The statistics send rather mixed signals: 17th in total defense, 16th in points allowed, 5th in takeaways, ninth in sacks, 12th in third-down stops. But what we watched last night, and what we watched in the Cowboys' other meltdowns, tells a pretty consistent story. When things gets ugly and pressure-packed and important, the Cowboys' defense recalls my days as a Pop Warner cornerback, only with presumably less pee down the leg.
You have to wonder whether Ryan has fooled everyone -- including his players -- with his intricate Xs and Os. Pre-snap, the Cowboys appear more disoriented and confused than any defense I've seen this season. They have a knack for fully blowing coverages, like they did multiple times last night. And for all that exotic blitzing, they often can't get to the quarterback at all. Eli Manning dropped back to pass 47 times last night. They never sacked him. They hit him twice.
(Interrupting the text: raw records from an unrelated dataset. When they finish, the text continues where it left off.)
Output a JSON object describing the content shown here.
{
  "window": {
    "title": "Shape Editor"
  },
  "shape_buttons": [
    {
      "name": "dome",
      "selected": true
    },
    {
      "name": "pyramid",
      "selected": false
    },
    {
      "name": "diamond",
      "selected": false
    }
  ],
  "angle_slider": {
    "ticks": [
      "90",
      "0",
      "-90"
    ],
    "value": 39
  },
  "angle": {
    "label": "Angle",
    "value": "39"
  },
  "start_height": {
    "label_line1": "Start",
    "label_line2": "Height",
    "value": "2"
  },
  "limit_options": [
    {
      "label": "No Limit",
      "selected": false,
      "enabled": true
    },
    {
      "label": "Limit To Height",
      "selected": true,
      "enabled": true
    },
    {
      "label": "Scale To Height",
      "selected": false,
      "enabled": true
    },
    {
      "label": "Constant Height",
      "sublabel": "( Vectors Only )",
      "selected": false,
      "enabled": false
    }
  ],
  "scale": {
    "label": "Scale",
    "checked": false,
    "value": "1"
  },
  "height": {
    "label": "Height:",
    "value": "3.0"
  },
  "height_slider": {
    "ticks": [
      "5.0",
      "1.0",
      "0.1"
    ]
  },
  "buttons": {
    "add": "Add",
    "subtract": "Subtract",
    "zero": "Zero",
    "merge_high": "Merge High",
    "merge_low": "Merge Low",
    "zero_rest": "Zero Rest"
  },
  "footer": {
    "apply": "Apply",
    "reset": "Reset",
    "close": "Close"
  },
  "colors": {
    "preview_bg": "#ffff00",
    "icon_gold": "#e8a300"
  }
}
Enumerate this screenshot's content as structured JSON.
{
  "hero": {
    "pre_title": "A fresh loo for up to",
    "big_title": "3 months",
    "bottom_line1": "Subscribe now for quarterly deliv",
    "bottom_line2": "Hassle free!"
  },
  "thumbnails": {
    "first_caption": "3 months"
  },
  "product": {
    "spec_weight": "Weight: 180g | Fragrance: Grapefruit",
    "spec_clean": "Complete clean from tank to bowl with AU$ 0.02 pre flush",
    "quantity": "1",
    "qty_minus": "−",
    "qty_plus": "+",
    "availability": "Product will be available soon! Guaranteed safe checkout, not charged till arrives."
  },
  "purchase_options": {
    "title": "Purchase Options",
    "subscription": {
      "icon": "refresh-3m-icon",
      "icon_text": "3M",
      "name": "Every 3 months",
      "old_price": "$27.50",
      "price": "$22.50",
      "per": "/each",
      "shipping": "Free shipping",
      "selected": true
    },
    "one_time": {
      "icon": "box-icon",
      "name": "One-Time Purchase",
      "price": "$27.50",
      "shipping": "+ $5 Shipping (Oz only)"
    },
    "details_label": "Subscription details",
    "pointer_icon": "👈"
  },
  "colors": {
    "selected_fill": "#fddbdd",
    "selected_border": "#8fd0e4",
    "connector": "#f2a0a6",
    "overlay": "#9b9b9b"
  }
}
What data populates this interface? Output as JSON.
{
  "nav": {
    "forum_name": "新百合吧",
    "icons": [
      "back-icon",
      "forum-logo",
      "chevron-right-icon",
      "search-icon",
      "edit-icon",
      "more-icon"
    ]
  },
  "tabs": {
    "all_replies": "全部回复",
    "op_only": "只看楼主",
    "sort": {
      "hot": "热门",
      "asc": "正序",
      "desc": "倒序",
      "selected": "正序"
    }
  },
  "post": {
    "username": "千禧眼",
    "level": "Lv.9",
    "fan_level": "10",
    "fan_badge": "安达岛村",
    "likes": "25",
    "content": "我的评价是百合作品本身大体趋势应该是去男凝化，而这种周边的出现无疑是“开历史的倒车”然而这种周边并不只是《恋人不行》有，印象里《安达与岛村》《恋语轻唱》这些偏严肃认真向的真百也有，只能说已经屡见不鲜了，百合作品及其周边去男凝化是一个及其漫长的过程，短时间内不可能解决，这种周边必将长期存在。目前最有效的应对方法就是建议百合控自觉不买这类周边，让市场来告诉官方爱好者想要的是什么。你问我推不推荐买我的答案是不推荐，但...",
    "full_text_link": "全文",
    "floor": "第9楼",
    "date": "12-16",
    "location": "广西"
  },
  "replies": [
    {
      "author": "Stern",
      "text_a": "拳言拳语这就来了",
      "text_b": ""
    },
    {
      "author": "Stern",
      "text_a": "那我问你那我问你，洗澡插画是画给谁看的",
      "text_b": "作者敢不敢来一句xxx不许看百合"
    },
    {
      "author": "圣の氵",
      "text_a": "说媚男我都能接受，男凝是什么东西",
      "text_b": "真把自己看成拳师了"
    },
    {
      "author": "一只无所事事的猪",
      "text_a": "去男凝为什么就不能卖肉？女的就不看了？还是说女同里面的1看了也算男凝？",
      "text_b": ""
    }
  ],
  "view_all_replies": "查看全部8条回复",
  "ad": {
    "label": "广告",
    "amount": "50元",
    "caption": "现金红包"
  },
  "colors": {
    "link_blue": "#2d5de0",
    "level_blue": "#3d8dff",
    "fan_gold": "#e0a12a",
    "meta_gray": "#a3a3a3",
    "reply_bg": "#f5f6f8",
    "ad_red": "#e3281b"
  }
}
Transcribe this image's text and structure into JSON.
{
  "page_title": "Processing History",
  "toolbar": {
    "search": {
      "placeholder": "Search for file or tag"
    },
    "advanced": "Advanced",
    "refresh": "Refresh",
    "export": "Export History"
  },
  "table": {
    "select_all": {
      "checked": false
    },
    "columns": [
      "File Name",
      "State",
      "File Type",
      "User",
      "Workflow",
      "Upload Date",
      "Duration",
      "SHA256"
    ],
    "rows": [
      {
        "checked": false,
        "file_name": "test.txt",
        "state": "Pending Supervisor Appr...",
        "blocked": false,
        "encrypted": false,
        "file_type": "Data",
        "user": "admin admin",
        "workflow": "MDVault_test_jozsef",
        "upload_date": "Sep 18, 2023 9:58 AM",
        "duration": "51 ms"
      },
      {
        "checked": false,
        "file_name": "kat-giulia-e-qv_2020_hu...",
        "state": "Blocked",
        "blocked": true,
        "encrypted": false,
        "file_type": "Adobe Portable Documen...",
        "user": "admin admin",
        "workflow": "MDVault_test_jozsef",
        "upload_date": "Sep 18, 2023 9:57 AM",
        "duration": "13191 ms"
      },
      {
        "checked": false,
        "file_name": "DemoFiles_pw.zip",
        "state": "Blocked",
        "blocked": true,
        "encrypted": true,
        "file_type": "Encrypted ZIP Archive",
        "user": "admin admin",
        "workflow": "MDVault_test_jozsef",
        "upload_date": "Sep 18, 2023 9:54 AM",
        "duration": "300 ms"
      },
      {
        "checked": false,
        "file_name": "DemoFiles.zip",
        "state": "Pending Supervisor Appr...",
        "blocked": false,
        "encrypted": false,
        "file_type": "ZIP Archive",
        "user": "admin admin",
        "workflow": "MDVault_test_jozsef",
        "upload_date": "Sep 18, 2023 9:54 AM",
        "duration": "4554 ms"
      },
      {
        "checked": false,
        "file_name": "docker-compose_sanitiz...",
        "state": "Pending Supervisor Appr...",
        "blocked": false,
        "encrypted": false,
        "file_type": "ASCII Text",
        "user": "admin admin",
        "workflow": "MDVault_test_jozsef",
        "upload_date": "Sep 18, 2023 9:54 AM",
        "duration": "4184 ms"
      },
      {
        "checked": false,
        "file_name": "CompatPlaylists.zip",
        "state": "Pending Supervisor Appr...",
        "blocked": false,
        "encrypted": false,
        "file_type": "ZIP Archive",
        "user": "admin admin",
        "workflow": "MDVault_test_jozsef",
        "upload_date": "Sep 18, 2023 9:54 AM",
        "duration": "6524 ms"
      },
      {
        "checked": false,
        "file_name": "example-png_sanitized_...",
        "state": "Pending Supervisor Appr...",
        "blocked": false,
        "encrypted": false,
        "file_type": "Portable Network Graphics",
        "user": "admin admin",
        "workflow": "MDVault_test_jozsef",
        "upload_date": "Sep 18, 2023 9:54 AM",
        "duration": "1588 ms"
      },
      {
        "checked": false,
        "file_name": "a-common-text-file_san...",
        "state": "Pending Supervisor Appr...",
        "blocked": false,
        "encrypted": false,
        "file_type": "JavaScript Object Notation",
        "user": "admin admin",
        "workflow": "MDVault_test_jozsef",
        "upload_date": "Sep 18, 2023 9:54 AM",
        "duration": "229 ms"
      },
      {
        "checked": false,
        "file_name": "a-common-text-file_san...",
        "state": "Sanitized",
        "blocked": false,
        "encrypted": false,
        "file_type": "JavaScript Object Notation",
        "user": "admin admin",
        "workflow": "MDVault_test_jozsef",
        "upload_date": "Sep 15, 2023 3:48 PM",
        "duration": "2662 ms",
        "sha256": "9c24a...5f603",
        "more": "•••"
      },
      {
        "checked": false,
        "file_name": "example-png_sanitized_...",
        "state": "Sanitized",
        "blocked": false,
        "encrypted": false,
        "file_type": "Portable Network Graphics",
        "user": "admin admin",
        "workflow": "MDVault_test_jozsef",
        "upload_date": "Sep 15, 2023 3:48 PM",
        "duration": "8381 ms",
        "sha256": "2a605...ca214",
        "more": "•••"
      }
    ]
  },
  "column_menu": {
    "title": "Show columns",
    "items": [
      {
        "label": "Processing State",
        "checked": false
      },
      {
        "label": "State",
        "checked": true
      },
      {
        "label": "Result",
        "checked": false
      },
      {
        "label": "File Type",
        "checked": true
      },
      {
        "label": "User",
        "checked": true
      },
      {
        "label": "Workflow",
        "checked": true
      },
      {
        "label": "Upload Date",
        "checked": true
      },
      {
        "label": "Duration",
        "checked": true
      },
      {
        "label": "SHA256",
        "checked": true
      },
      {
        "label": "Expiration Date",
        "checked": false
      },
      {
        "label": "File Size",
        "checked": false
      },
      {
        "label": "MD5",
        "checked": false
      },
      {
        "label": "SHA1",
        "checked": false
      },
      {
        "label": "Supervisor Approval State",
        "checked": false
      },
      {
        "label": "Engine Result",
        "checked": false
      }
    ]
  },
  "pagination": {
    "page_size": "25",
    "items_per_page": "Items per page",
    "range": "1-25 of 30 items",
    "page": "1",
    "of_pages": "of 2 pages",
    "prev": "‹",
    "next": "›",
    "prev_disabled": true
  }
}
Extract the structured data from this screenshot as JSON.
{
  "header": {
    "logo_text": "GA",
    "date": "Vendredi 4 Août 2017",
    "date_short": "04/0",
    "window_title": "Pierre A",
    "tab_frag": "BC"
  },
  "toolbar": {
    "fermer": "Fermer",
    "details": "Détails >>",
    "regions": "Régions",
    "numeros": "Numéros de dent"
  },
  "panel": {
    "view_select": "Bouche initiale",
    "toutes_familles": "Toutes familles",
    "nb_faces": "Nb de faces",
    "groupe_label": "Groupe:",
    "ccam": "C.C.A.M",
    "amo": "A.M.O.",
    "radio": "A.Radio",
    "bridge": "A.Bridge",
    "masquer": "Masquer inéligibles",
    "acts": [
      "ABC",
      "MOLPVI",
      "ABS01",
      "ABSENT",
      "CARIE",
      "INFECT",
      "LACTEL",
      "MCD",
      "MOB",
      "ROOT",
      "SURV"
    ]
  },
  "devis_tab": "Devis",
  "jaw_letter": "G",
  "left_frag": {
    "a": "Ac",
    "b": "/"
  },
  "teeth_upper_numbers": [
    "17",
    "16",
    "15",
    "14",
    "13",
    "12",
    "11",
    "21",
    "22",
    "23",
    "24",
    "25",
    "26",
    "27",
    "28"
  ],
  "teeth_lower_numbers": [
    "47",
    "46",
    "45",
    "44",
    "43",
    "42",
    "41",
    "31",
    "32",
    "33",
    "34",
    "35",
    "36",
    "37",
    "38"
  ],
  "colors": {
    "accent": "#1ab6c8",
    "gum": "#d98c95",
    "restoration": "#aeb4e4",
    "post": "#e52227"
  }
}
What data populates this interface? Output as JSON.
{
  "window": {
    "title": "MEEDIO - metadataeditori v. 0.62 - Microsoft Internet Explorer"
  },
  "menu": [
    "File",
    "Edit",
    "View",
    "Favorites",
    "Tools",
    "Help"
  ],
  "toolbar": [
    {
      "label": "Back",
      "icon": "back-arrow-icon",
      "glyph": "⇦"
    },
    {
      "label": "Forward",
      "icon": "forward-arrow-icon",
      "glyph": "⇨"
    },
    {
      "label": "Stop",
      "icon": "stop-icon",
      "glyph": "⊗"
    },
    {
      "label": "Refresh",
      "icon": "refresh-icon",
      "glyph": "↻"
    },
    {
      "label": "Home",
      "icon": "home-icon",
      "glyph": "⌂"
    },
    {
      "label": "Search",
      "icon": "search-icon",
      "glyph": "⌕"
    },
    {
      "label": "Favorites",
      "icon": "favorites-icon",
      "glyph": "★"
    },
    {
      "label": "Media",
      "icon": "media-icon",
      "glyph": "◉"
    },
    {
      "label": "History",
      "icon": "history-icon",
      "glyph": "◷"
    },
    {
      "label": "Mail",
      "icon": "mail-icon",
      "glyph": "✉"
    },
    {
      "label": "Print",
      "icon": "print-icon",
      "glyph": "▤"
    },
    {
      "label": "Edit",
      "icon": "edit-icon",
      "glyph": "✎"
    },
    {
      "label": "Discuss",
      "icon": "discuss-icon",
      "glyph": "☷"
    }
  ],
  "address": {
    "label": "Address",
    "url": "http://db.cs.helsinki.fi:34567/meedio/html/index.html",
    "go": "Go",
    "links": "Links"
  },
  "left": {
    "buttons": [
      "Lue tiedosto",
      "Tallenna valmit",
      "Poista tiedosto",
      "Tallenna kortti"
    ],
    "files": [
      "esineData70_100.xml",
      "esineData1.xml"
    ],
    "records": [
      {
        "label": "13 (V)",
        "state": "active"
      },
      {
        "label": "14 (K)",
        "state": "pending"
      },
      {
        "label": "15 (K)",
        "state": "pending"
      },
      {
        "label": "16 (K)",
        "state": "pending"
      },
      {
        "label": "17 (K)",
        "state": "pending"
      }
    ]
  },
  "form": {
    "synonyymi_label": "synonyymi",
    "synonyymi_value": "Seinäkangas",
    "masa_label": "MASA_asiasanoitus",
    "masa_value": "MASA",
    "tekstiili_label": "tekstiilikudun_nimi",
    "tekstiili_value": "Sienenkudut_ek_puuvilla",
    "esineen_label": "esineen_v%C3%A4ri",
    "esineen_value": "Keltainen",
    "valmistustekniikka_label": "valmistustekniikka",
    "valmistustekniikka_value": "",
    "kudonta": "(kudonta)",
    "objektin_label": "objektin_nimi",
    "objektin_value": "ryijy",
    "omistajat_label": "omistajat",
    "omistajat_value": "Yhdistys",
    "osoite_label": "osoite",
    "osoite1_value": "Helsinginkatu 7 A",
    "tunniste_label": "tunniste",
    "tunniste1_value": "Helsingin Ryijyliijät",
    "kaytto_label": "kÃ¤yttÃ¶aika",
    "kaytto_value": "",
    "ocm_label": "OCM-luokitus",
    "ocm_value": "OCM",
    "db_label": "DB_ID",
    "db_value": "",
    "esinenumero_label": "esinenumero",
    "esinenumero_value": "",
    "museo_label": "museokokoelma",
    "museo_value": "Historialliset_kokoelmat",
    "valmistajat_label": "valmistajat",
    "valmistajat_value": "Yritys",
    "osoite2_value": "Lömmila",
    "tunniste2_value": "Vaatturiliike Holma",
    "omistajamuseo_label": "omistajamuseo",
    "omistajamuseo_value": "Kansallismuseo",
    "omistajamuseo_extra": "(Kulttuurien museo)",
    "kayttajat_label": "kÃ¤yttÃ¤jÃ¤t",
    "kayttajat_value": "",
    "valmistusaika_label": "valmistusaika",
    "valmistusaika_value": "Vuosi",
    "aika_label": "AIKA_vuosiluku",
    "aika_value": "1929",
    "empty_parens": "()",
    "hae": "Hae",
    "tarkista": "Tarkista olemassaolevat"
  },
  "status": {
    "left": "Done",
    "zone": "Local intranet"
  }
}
It could be that they haven't had the players; I'm sure that's what Ryan would say. But more likely it's that Ryan spends too much time drawing shit up, and too much time making players remember the shit he draws up, and not enough time teaching them how to win -- how to tackle, how to swarm, how to cover, how to fucking catch, how to be crazy people in total control, like all the best defenses seem to be.
More and more, schemes are the overvalued currency of the NFL coaching world. They're great if you're trying to convince everyone that your some sort of mad scientist with the terrible hair of an untamable genius. But if you're trying to win, they're just schemes, and it's just bad hair.